Anton Otulakowski

Personal information
- Full name: Anton Otulakowski
- Date of birth: 29 January 1956 (age 70)
- Place of birth: Dewsbury, England
- Height: 5 ft 9 in (1.75 m)
- Position: Midfielder

Senior career*
- Years: Team / Apps / (Gls)
- Ossett Town
- 1975–1976: Barnsley / 42 / (2)
- 1976–1979: West Ham United / 17 / (0)
- 1979–1983: Southend United / 163 / (8)
- 1983–1986: Millwall / 114 / (14)
- 1986–1987: Crystal Palace / 12 / (1)
- –: Hastings Town
- Total:  / 348 / (25)

= Anton Otulakowski =

English footballer

Anton Otulakowski (born 29 January 1956) is an English former footballer who played in the Football League for Barnsley, Crystal Palace, Millwall, Southend United and West Ham United.
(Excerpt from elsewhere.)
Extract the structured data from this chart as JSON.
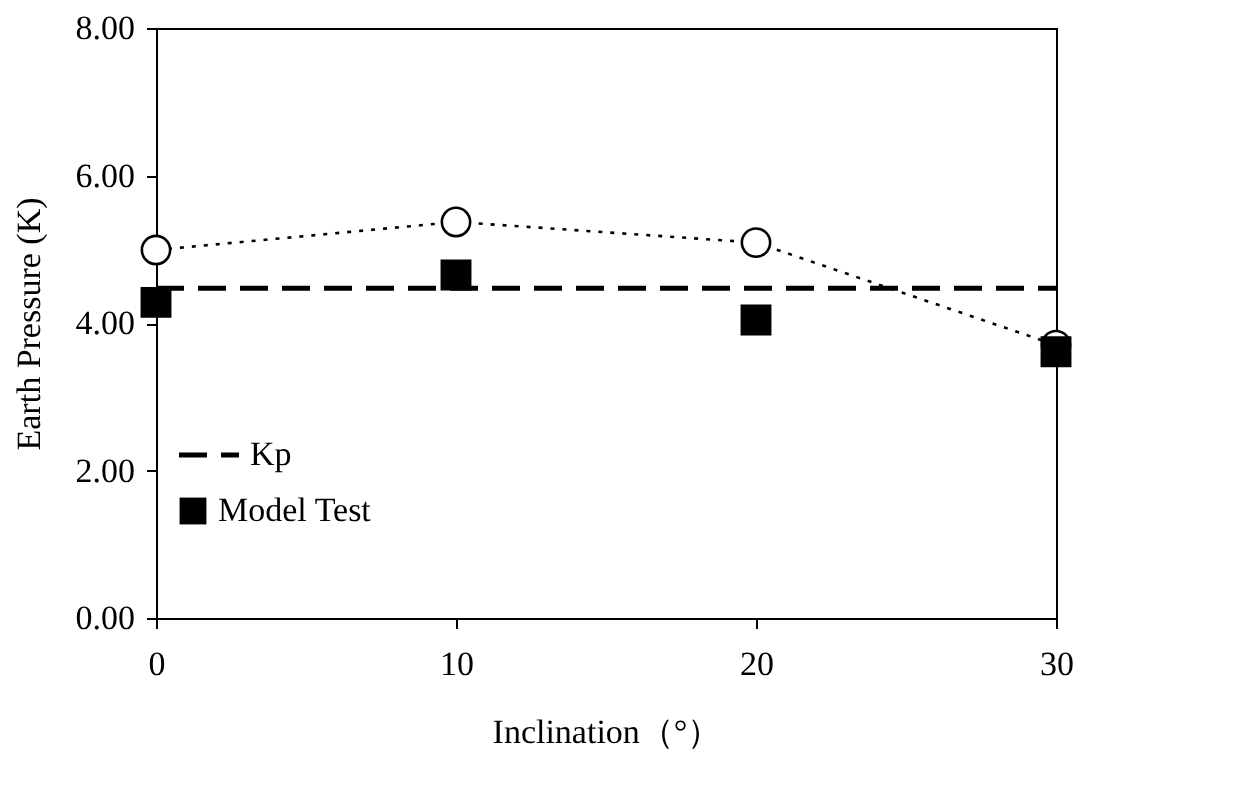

Otulakowski was born in Dewsbury. As a youngster he was a successful gymnast and gained England youth international honours but he chose instead to pursue a career in football. He started his League career at Barnsley in Division Four, making his League debut against Hartlepool United in April 1975. He combined his time at Barnsley with working for the Gas Board. In October 1976, he joined West Ham United for £60,000, a record fee received for Barnsley at the time, and made his debut at Old Trafford against Manchester United with The Hammers winning 2–0.

He then joined Southend United in March 1979, where he made 163 League appearances before George Graham signed him for Millwall for a combined total of £60,000 in March 1983, which also included Dave Cusack making the same journey. He won promotion from Division Three in 1985, and was named Player of the Year in 1986.

After a successful spell with Millwall, he signed for Crystal Palace for £19,000 paid for from Palace's Lifeline appeal. After only 12 games, Otulakowski was forced to retire from the professional game due to a persistent knee injury.

==Personal life==
Otulakowski's father is from Poland and moved to England after World War II.

His uncle, Arthur Thompson played for Huddersfield Town from 1946 to 1949.